Colin Melvin, Chair, Social Stock Exchange
Please give us a bit of background on yourself, and how your organization plays a leadership role in the impact investing space.
I am a thought leader and agent for positive change in the investment industry. I have been at the forefront of global developments in corporate leadership, stewardship and sustainability and responsible investment for over twenty years and have international experience from the investor and corporate perspectives in challenging strategy, promoting effective risk management and corporate governance and developing well-aligned incentives. I also have a strong network of contacts at the most senior levels within the world's largest investment institutions and listed companies and expertise in building trust and adding value to boards in industries with particular stakeholder challenges having worked with companies to improve their relationships and performance. Amongst many initiatives, I was a co-founder and first Chair of the UN Principles for Responsible Investment.
The Social Stock Exchange, for which I am currently Chair, is the home of positive impact. It provides access to the world’s first regulated exchange dedicated to businesses and investors seeking to achieve a positive social and environmental impact through their activities. To be listed on SSX, a company must pass its stringent validation process. These companies can be big or small, so long as they have the potential to deliver viable returns and can demonstrate how they will adhere to their own social and/or environmental mandates and missions. Investors can be confident that their money is being invested in credible, social or environmental companies. And business owners can rest assured that their investments are in excellent company.
How well are companies adapting to the mainstreaming of purpose-driven finance? What ways is impact investing making headway, and where is it lagging?
Purpose-driven finance is best seen as a dialogue between the providers and users of capital, which leads to decisions and developments of mutual benefit. It is a way of expressing the broader and longer-term interests of investors, in a way which leads to an alignment of interests with the companies in which they invest, whether this be through actual engagement or dialogue with the board or market signals through investment decision-making. Corporate boards are adapting to its mainstreaming very well. Indeed many have welcomed this as a major improvement on the dismal short-term discussions with Wall Street and the City to which they had become accustomed.
Impact investment is making headway in many areas, including the definitions and measurement of impact. The next stage of its development will be a recognition of the interdependence of companies and their investors and a resulting need to understand and quantify wealth creation in a broader sense than short-term monetary gain.
What challenges do you see for the future of purpose-driven finance?
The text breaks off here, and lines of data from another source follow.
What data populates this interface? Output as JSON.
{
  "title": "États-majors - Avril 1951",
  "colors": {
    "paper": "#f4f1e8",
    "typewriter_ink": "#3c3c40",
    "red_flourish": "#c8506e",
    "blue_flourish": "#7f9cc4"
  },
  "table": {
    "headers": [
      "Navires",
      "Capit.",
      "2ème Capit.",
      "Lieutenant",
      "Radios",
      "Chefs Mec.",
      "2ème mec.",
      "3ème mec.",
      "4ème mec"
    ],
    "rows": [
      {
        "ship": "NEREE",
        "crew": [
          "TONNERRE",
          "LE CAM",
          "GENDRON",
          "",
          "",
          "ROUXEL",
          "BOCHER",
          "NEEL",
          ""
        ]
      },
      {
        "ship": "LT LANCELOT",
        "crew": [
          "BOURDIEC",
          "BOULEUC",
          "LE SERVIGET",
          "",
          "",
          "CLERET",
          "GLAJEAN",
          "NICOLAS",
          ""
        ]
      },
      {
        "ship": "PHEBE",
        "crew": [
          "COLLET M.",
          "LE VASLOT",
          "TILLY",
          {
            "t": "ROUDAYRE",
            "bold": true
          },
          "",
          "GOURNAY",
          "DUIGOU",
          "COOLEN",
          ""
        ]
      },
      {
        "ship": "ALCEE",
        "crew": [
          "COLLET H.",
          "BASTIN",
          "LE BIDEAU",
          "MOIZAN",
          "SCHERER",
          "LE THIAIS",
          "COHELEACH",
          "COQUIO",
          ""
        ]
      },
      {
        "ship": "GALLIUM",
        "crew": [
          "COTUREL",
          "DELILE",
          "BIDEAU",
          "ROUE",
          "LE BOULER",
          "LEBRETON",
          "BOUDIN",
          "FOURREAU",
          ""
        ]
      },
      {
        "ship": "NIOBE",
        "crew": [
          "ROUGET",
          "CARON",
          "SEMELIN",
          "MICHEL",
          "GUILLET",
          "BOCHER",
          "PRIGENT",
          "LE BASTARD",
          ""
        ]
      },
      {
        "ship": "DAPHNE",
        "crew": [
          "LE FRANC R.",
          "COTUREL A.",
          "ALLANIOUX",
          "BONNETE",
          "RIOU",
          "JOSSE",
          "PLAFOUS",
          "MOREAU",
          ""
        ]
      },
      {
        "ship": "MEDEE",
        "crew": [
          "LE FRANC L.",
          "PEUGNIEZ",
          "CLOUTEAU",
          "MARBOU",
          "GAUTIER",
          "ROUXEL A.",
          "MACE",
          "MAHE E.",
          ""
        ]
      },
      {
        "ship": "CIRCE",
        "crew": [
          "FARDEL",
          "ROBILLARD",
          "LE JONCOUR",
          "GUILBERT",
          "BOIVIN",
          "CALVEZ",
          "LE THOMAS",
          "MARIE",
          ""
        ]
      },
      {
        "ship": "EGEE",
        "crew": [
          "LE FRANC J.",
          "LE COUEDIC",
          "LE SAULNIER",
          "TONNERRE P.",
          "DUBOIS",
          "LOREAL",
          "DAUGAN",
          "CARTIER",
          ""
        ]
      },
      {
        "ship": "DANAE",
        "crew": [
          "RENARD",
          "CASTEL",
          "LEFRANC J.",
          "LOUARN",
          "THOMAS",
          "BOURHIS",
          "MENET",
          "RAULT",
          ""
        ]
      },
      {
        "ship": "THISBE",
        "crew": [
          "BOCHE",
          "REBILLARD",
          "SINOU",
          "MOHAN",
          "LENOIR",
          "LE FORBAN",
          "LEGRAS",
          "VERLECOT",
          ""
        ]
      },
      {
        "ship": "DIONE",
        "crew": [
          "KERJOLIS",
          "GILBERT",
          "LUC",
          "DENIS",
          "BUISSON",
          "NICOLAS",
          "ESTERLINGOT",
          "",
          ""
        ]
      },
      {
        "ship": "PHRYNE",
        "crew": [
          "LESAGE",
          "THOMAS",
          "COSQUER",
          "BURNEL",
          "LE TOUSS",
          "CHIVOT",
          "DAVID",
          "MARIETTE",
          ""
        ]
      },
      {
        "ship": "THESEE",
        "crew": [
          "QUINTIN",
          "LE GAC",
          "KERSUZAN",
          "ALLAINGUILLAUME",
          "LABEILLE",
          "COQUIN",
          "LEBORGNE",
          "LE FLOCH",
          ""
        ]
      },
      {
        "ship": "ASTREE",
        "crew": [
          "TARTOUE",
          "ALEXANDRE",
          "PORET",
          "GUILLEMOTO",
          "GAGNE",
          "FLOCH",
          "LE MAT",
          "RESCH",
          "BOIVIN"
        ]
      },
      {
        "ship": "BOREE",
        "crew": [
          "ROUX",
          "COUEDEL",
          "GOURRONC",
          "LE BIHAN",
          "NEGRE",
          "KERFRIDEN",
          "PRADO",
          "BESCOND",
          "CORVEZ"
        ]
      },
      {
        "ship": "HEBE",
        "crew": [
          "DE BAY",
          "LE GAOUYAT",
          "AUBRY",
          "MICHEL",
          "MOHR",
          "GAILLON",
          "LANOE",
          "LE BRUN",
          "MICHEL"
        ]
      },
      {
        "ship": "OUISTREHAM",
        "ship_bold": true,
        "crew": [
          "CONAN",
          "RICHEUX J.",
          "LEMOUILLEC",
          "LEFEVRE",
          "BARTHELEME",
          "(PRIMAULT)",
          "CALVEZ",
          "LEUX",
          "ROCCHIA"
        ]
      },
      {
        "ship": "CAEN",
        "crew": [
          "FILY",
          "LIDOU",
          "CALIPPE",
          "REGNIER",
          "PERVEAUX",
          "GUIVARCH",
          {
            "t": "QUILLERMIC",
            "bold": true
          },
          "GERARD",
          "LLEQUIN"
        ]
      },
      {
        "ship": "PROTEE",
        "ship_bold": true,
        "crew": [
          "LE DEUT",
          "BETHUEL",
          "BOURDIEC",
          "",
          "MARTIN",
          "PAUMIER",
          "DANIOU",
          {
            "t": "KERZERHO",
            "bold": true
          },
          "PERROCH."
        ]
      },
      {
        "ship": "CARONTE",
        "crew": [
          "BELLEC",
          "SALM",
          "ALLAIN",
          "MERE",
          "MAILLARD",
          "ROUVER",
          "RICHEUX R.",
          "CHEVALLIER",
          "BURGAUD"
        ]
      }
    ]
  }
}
Purpose-driven finance will need to achieve better articulation of purpose in the context of long-term business success. That is to adopt a pragmatic approach based on genuine dialogue between the providers and users of capital.
What will you be discussing at The Economist's Impact Investing event in New York on February 15?
As an investment industry, we know that we are investing in ways which damage society, economy and environment, but seem unable to stop. We are consistently encouraging the sale of the long term for the short term, allowing (supporting) externalisation of costs. With a practical and pragmatic orientation, I will consider purpose-driven finance and impact investment as indication a possible way forward.